Se puso de pie y caminó hacia la puerta, pero se detuvo antes de abrirla.

—Había venido para decirte algo de lo que me he enterado —agregó—. Iré ahora a buscar a Palatina y la traeré aquí, ya que me parece que también ella debe saberlo.

Elassel se marchó y yo permanecí allí, inmóvil, por un momento. Luego me sequé el rostro con una manga y me senté derecho para parecer más presentable. No era adecuado que el conde de Lepidor se viera angustiado, pero ¿qué podía importar eso? Y, por otra parte, ¿con qué fin parecer preparado cuando iba camino de ser el conde con la gestión más breve de la historia? Antes de que transcurriesen otros siete días, Midian estaría exigiendo mi arresto por hereje, y mis únicas opciones serían matarlo o huir. En realidad, ya no le veía mucho sentido a seguir huyendo; no habría ningún sitio en el mundo en el que pudiese ocultarme del Dominio por mucho tiempo, y además me vería obligado a dejar a los amigos que aún conservaba. ¿Por qué molestarme en hacerlo? ¿Por qué no permitirle a Midian que me cogiese y sufrir las consecuencias?

Escuché el sonido de más pasos fuera de la habitación. Casi sin percatarme, empleé los poderes de la Sombra para aguzar mis sentidos y oír de qué hablaban.

—... es imperdonable. Dile a Atek que es preciso sacarla del palacio de inmediato y que sea alojada en la ciudad. Es imposible que permanezca aquí después de lo que ha hecho.

—Muy bien. Lo tomaré como una orden del conde.

La primera voz era la del primo de mi padre, el nuevo jefe de camareros.

La puerta se abrió y entraron Palatina y Elassel. Esperé a que cerrasen la puerta y se sentasen. Sin duda pretendían que dijese algo.

—Elassel, ¿no tenías un mensaje para nosotros?

—Sí —afirmó apartándose un mechón de pelo de los ojos y colocándolo detrás de la oreja—. Midian ha vuelto a las andadas e intenta confinarme en el templo como castigo por mi conducta desordenada. No ha aprendido nada.

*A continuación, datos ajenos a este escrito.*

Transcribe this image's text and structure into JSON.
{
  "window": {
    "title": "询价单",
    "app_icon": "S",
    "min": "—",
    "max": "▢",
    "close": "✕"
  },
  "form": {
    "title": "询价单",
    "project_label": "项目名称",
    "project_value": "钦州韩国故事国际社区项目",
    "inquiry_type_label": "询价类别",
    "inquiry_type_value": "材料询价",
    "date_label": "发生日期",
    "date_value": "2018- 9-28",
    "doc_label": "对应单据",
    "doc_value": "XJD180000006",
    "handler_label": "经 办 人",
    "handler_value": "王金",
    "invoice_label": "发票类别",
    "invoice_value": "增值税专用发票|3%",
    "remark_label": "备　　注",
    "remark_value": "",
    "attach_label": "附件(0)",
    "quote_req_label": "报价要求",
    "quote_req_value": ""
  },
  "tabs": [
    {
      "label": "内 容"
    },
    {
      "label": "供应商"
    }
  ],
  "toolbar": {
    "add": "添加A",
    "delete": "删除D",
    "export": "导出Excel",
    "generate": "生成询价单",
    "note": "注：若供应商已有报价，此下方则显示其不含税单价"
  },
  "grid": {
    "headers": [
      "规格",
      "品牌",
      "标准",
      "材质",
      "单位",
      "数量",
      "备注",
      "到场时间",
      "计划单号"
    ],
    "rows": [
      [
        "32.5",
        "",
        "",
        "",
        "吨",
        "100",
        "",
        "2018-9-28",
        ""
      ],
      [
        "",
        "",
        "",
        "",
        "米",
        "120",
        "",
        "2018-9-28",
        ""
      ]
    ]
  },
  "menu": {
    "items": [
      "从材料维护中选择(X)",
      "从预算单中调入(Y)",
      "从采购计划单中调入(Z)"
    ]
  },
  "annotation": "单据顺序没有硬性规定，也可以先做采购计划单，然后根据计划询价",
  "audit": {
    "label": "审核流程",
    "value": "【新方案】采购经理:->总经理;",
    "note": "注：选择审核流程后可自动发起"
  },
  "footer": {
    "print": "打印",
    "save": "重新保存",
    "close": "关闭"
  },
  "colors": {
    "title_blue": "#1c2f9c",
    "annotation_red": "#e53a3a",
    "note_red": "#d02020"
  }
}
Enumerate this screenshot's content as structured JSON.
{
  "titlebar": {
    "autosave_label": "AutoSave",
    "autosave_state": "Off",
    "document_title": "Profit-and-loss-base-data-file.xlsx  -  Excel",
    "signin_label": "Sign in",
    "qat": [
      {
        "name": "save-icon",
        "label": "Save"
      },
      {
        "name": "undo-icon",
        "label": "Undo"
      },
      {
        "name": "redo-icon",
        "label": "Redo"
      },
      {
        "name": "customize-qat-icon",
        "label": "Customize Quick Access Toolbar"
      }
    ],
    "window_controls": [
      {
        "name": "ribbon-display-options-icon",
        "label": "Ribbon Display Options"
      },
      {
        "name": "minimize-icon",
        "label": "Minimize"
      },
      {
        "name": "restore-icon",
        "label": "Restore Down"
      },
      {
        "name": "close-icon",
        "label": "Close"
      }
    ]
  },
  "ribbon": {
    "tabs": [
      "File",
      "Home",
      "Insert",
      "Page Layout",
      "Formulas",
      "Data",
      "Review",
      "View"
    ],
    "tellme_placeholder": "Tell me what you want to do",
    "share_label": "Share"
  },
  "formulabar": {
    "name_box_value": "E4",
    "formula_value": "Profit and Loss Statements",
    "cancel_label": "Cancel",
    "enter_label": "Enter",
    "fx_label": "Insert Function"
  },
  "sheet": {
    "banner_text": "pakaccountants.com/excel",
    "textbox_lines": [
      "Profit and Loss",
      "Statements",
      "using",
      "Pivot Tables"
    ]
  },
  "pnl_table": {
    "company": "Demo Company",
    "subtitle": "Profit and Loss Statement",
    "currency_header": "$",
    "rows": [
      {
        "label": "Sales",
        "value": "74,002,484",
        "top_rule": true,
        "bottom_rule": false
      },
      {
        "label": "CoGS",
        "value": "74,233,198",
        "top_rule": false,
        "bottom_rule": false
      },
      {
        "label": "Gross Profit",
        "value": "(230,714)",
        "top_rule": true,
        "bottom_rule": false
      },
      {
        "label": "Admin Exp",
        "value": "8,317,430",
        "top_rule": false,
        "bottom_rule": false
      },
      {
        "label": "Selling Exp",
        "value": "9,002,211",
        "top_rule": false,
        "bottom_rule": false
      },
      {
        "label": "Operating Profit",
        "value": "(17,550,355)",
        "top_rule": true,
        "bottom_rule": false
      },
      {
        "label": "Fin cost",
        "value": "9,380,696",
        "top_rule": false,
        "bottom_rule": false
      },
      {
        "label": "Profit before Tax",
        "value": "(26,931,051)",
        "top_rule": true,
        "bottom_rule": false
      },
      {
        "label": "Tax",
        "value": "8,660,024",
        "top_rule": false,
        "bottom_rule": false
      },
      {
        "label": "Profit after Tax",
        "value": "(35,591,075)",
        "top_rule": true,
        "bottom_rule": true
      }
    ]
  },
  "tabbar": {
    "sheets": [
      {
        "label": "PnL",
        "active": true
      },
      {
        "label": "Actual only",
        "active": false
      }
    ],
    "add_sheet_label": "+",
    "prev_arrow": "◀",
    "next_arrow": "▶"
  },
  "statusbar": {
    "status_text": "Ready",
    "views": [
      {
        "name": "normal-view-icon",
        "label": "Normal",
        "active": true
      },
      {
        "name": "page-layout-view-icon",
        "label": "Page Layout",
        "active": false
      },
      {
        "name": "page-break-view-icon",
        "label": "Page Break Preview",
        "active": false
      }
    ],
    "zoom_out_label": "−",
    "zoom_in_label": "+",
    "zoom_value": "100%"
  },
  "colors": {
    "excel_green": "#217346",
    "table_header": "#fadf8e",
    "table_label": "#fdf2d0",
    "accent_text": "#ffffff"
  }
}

Ayer me deslicé dentro de su oficina con la intención de idear algo que lo pusiera en alguna situación humillante durante la próxima ceremonia. Sus túnicas estaban guardadas en un armario. Finalmente, para ir al grano, oí que se acercaba y me escondí en el armario. Entró a la oficina junto con su asistente, ese sacerdote entrado en años de mirada severa. El sacerdote acababa de recibir una carta de manos de uno de los tripulantes de aquel mercader y la abrieron.